La caractérisation du risque, qui est la troisième étape de l'évaluation du risque écologique, compare les concentrations pendant l'exposition avec les concentrations qui donnent lieu à des effets pour chaque point final d'évaluation afin de déterminer si des effets nocifs sont probables.

Dans la caractérisation du risque, il faut tout d'abord déterminer la concentration à laquelle la substance n'aurait probablement pas d'effets sur les points finaux d'évaluation. Il s'agit de la valeur estimée sans effet observé (VESEO), qui est ordinairement calculée en divisant la VCT par un facteur d'application. Un facteur d'application est utilisé pour tenir compte des incertitudes inhérentes à l'extrapolation des points finaux de mesure aux points finaux d'évaluation ainsi que des variables comme la différence entre les animaux de laboratoire et les espèces qui se trouvent à l'état sauvage, les fluctuations des paramètres environnementaux, comme la température, qui peuvent causer des effets différents, ou d'autres stress environnementaux que les organismes peuvent subir dans leur habitat naturel.

Au niveau 1, on calcule un quotient en divisant la VEE (voir ci-dessus) par la VESEO. Si ce quotient est inférieur à 1 pour le point final d'évaluation, la substance n'est pas jugée «toxique» au sens de la LCPE, et l'évaluation est terminée.
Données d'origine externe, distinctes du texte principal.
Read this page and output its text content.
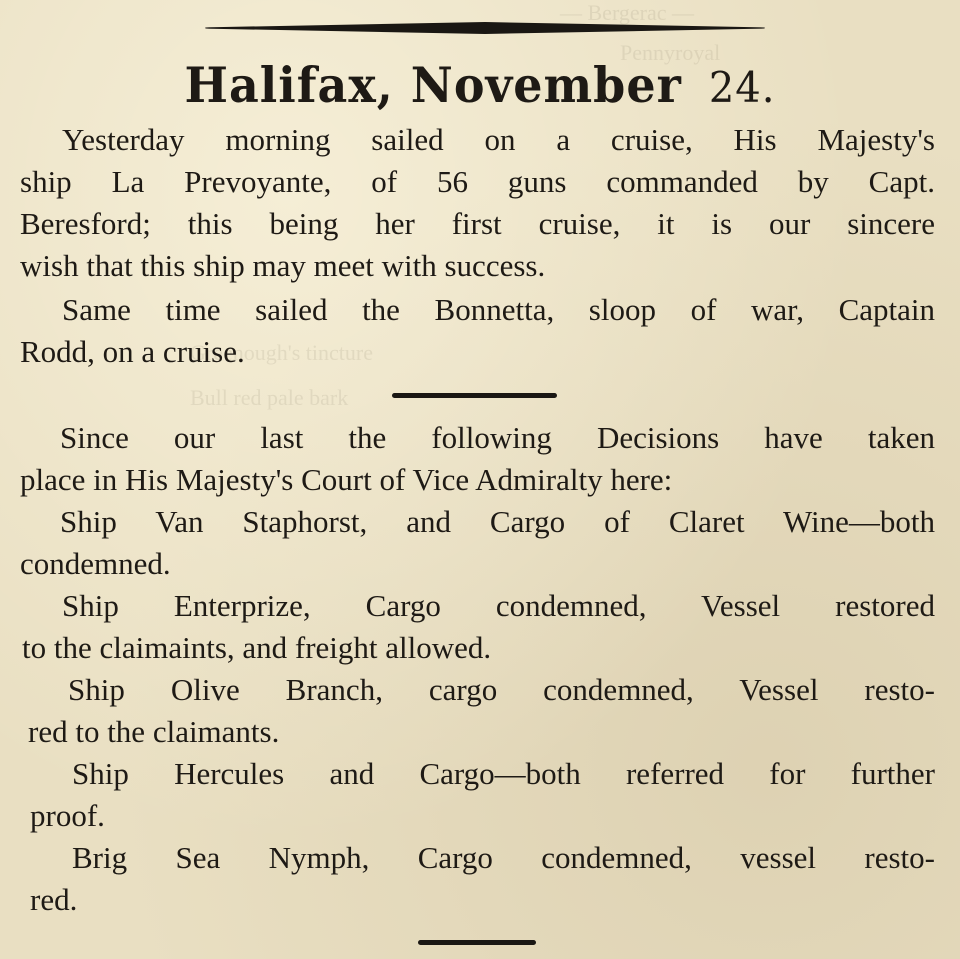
— Bergerac —
Pennyroyal
Greenough's tincture
Bull red pale bark
Halifax, November 24.
Yesterday morning sailed on a cruise, His Majesty's
ship La Prevoyante, of 56 guns commanded by Capt.
Beresford; this being her first cruise, it is our sincere
wish that this ship may meet with success.
Same time sailed the Bonnetta, sloop of war, Captain
Rodd, on a cruise.
Since our last the following Decisions have taken
place in His Majesty's Court of Vice Admiralty here:
Ship Van Staphorst, and Cargo of Claret Wine—both
condemned.
Ship Enterprize, Cargo condemned, Vessel restored
to the claimaints, and freight allowed.
Ship Olive Branch, cargo condemned, Vessel resto-
red to the claimants.
Ship Hercules and Cargo—both referred for further
proof.
Brig Sea Nymph, Cargo condemned, vessel resto-
red.
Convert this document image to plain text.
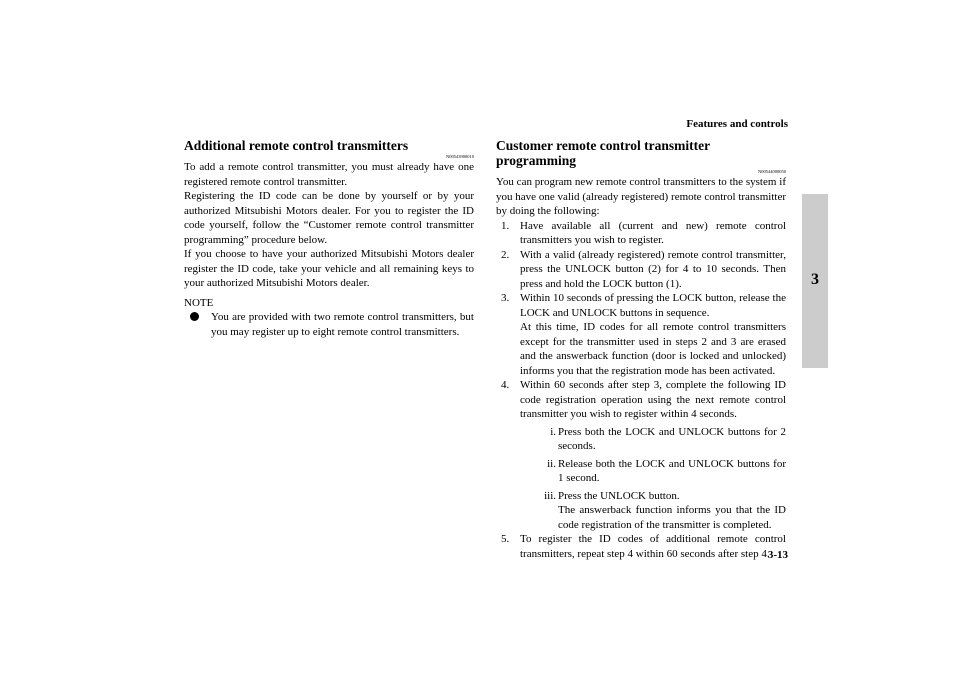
Features and controls
3
Additional remote control transmitters
N00543900010

To add a remote control transmitter, you must already have one registered remote control transmitter.

Registering the ID code can be done by yourself or by your authorized Mitsubishi Motors dealer. For you to register the ID code yourself, follow the “Customer remote control transmitter programming” procedure below.

If you choose to have your authorized Mitsubishi Motors dealer register the ID code, take your vehicle and all remaining keys to your authorized Mitsubishi Motors dealer.

NOTE
You are provided with two remote control transmitters, but you may register up to eight remote control transmitters.
Customer remote control transmitter programming
N00544000050

You can program new remote control transmitters to the system if you have one valid (already registered) remote control transmitter by doing the following:

1. Have available all (current and new) remote control transmitters you wish to register.
2. With a valid (already registered) remote control transmitter, press the UNLOCK button (2) for 4 to 10 seconds. Then press and hold the LOCK button (1).
3. Within 10 seconds of pressing the LOCK button, release the LOCK and UNLOCK buttons in sequence.
At this time, ID codes for all remote control transmitters except for the transmitter used in steps 2 and 3 are erased and the answerback function (door is locked and unlocked) informs you that the registration mode has been activated.
4. Within 60 seconds after step 3, complete the following ID code registration operation using the next remote control transmitter you wish to register within 4 seconds.
i. Press both the LOCK and UNLOCK buttons for 2 seconds.
ii. Release both the LOCK and UNLOCK buttons for 1 second.
iii. Press the UNLOCK button.
The answerback function informs you that the ID code registration of the transmitter is completed.
5. To register the ID codes of additional remote control transmitters, repeat step 4 within 60 seconds after step 4.
3-13
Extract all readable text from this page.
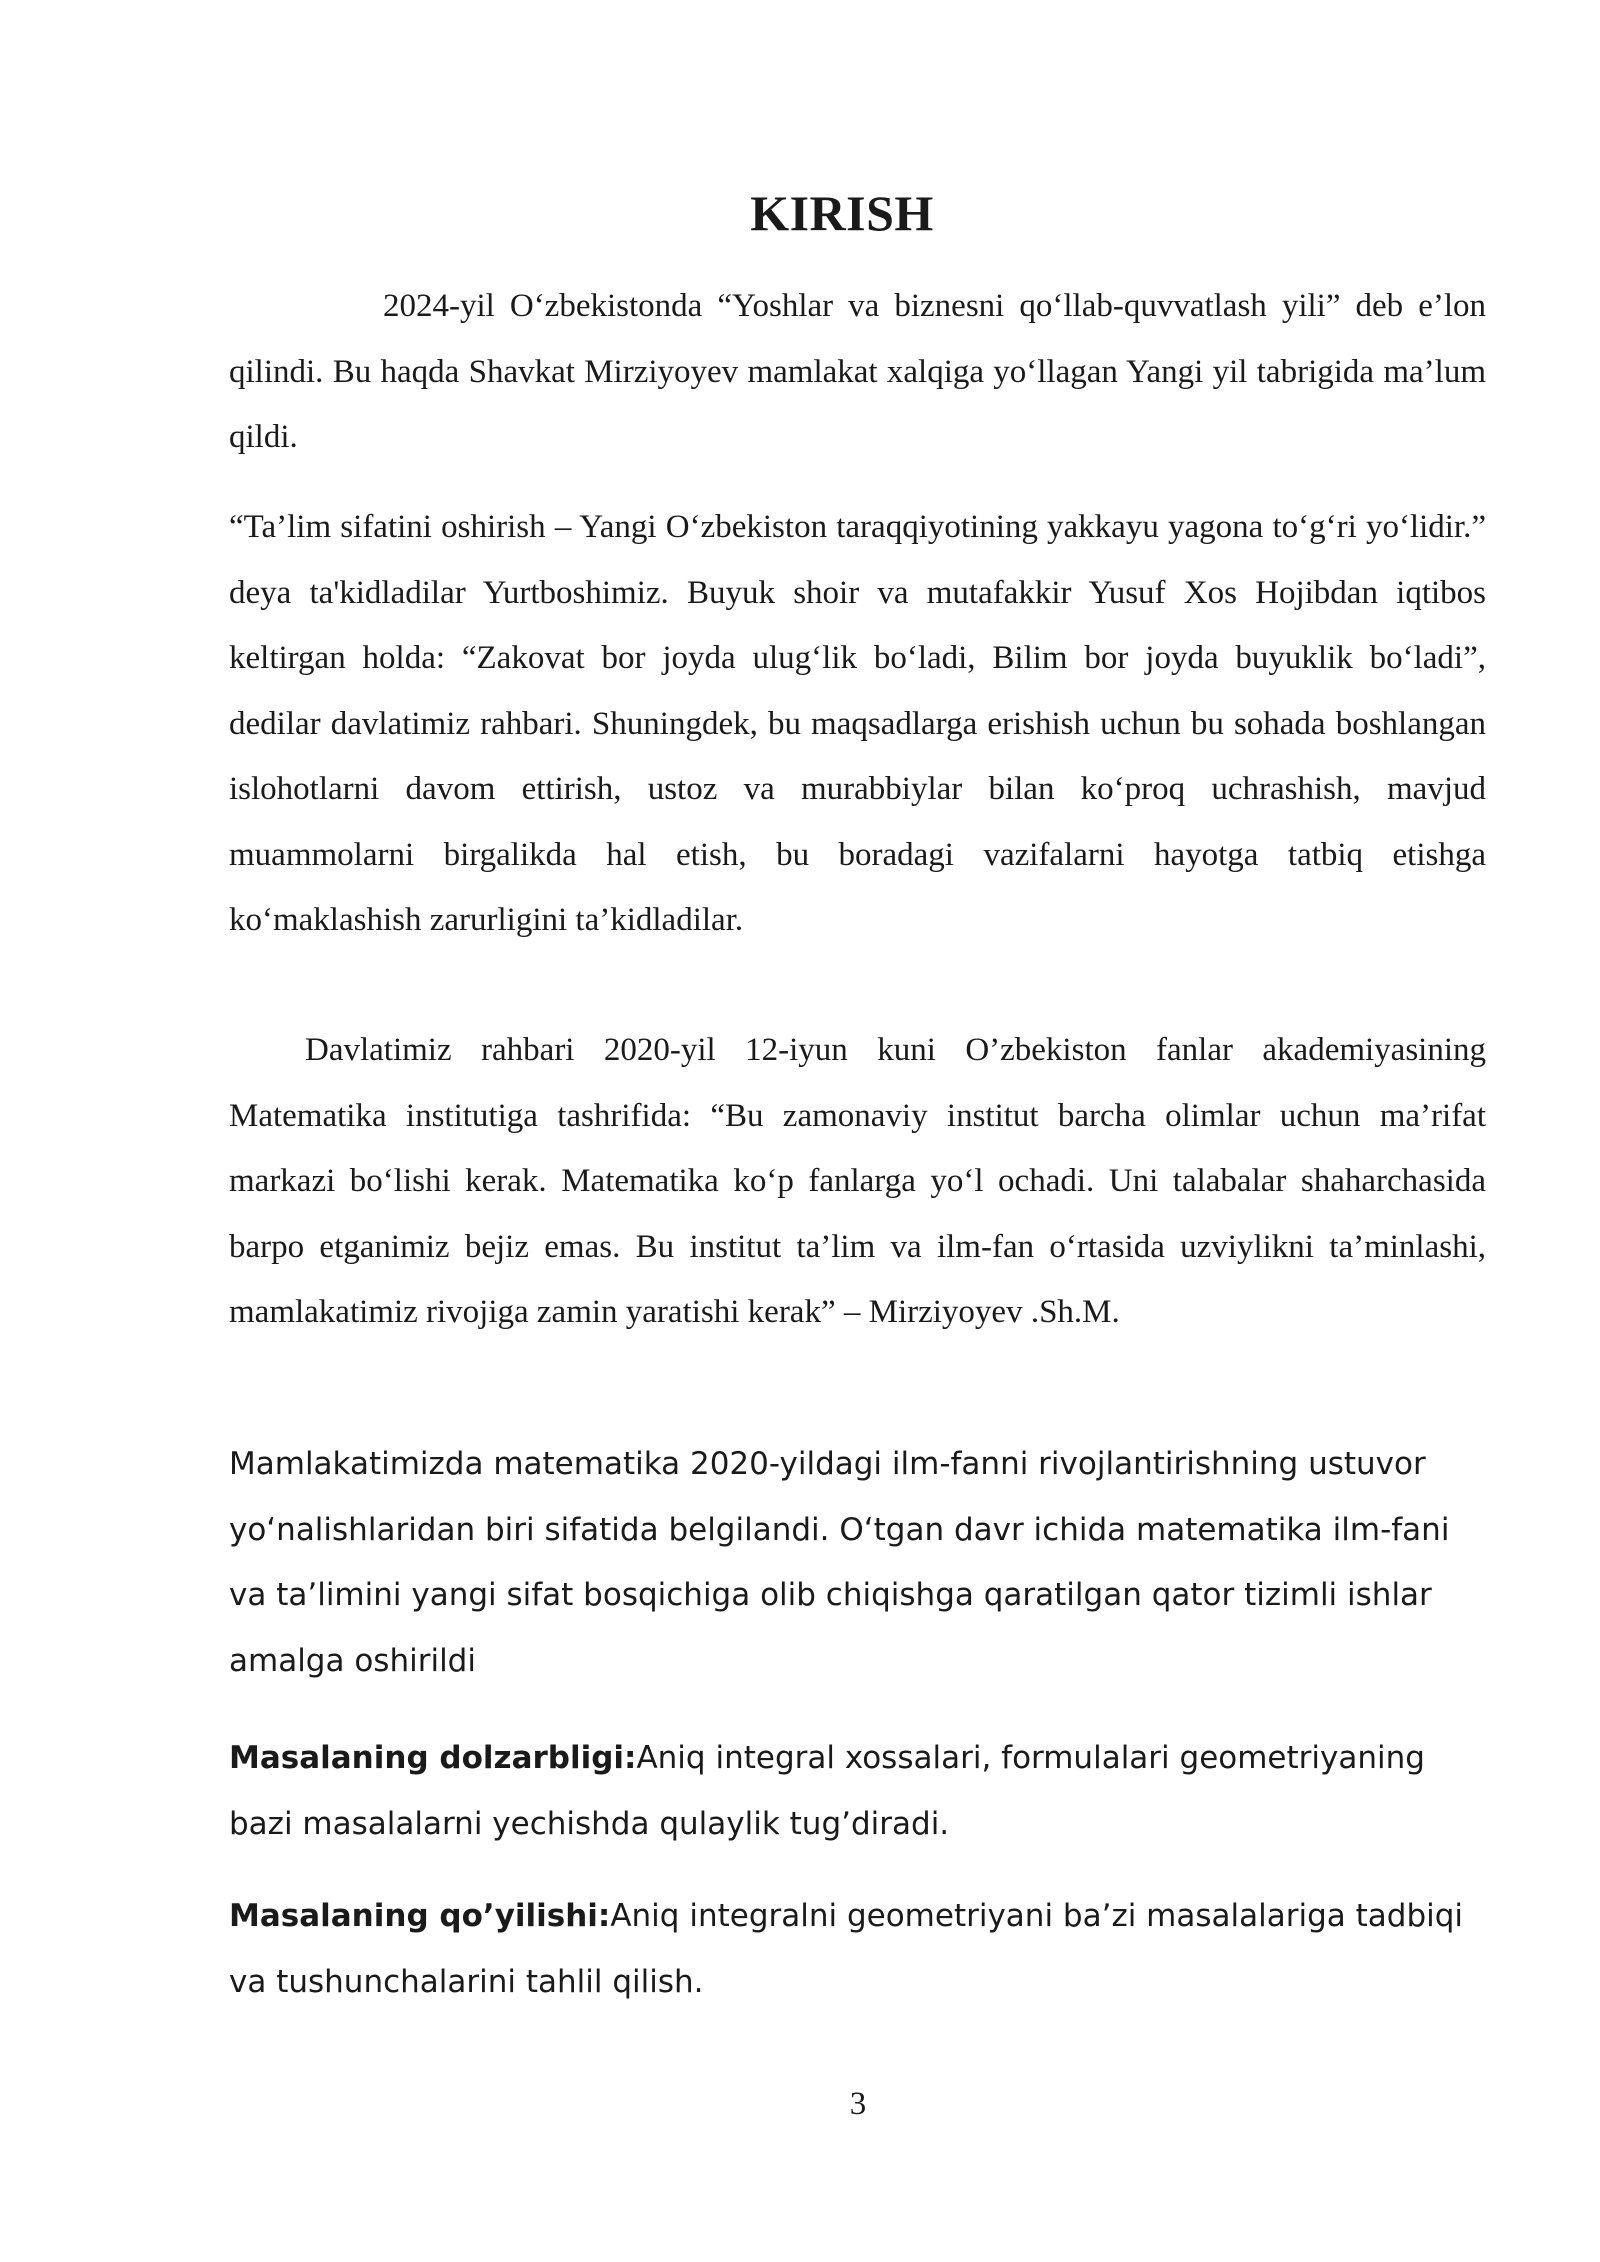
KIRISH

2024-yil O‘zbekistonda “Yoshlar va biznesni qo‘llab-quvvatlash yili” deb e’lon qilindi. Bu haqda Shavkat Mirziyoyev mamlakat xalqiga yo‘llagan Yangi yil tabrigida ma’lum qildi.

“Ta’lim sifatini oshirish – Yangi O‘zbekiston taraqqiyotining yakkayu yagona to‘g‘ri yo‘lidir.” deya ta'kidladilar Yurtboshimiz. Buyuk shoir va mutafakkir Yusuf Xos Hojibdan iqtibos keltirgan holda: “Zakovat bor joyda ulug‘lik bo‘ladi, Bilim bor joyda buyuklik bo‘ladi”, dedilar davlatimiz rahbari. Shuningdek, bu maqsadlarga erishish uchun bu sohada boshlangan islohotlarni davom ettirish, ustoz va murabbiylar bilan ko‘proq uchrashish, mavjud muammolarni birgalikda hal etish, bu boradagi vazifalarni hayotga tatbiq etishga ko‘maklashish zarurligini ta’kidladilar.

Davlatimiz rahbari 2020-yil 12-iyun kuni O’zbekiston fanlar akademiyasining Matematika institutiga tashrifida: “Bu zamonaviy institut barcha olimlar uchun ma’rifat markazi bo‘lishi kerak. Matematika ko‘p fanlarga yo‘l ochadi. Uni talabalar shaharchasida barpo etganimiz bejiz emas. Bu institut ta’lim va ilm-fan o‘rtasida uzviylikni ta’minlashi, mamlakatimiz rivojiga zamin yaratishi kerak” – Mirziyoyev .Sh.M.

Mamlakatimizda matematika 2020-yildagi ilm-fanni rivojlantirishning ustuvor yo‘nalishlaridan biri sifatida belgilandi. O‘tgan davr ichida matematika ilm-fani va ta’limini yangi sifat bosqichiga olib chiqishga qaratilgan qator tizimli ishlar amalga oshirildi

Masalaning dolzarbligi:Aniq integral xossalari, formulalari geometriyaning bazi masalalarni yechishda qulaylik tug’diradi.

Masalaning qo’yilishi:Aniq integralni geometriyani ba’zi masalalariga tadbiqi va tushunchalarini tahlil qilish.

3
Si le quotient est égal ou supérieur à 1, une évaluation de niveau 2 est nécessaire.

Une évaluation de niveau 2 peut comporter l'utilisation de valeurs plus réalistes et moins modérées de la VEE, de la VESEO, ou des deux à la fois. Il peut aussi être possible de justifier le recours à un facteur d'application plus petit. Il doit exister de bonnes raisons scientifiques à l'appui des changements qui sont apportés, et ces raisons doivent être indiquées dans le rapport d'évaluation. Si le quotient est inférieur à 1, la substance peut être jugée non «toxique» pour le point final d'évaluation. Il faut souligner qu'un quotient égal ou supérieur à 1 aux niveaux 1 et 2 ne signifie PAS qu'une substance, quelle qu'elle soit, est jugée «toxique» au sens de la LCPE.

Si le quotient est égal ou supérieur à 1, on procède à une évaluation de niveau 3, où toutes les données existantes sont examinées afin de caractériser le mieux possible les risques pour l'environnement. Par exemple, il pourrait s'agir de comparer la distribution des concentrations pendant l'exposition avec les concentrations qui causent des effets afin de déterminer si des effets nocifs sont probables. On a recours à une analyse spéciale dans le cas des substances naturelles, comme les métaux, qui peuvent causer des effets nocifs. Cette analyse examine les concentrations naturelles de fond et tient compte de la possibilité que les organismes qui vivent dans des zones naturellement enrichies peuvent avoir acquis une tolérance particulière à l'égard de la substance. Si l'évaluation de niveau 3 permet de conclure que des effets nocifs sur le point final d'évaluation sont improbables, la substance n'est pas jugée «toxique».

Lorsqu'une analyse de niveau 3 de tout point final d'évaluation indique que des effets nocifs se produisent ou se produiront probablement, la substance est jugée «toxique» en vertu du paragraphe 64a) de la LCPE, et on recommandera de l'ajouter à la liste des substances toxiques (Annexe 1 de la LCPE), ce qui déclenchera la recherche des meilleurs moyens à prendre pour réduire ou éliminer le risque.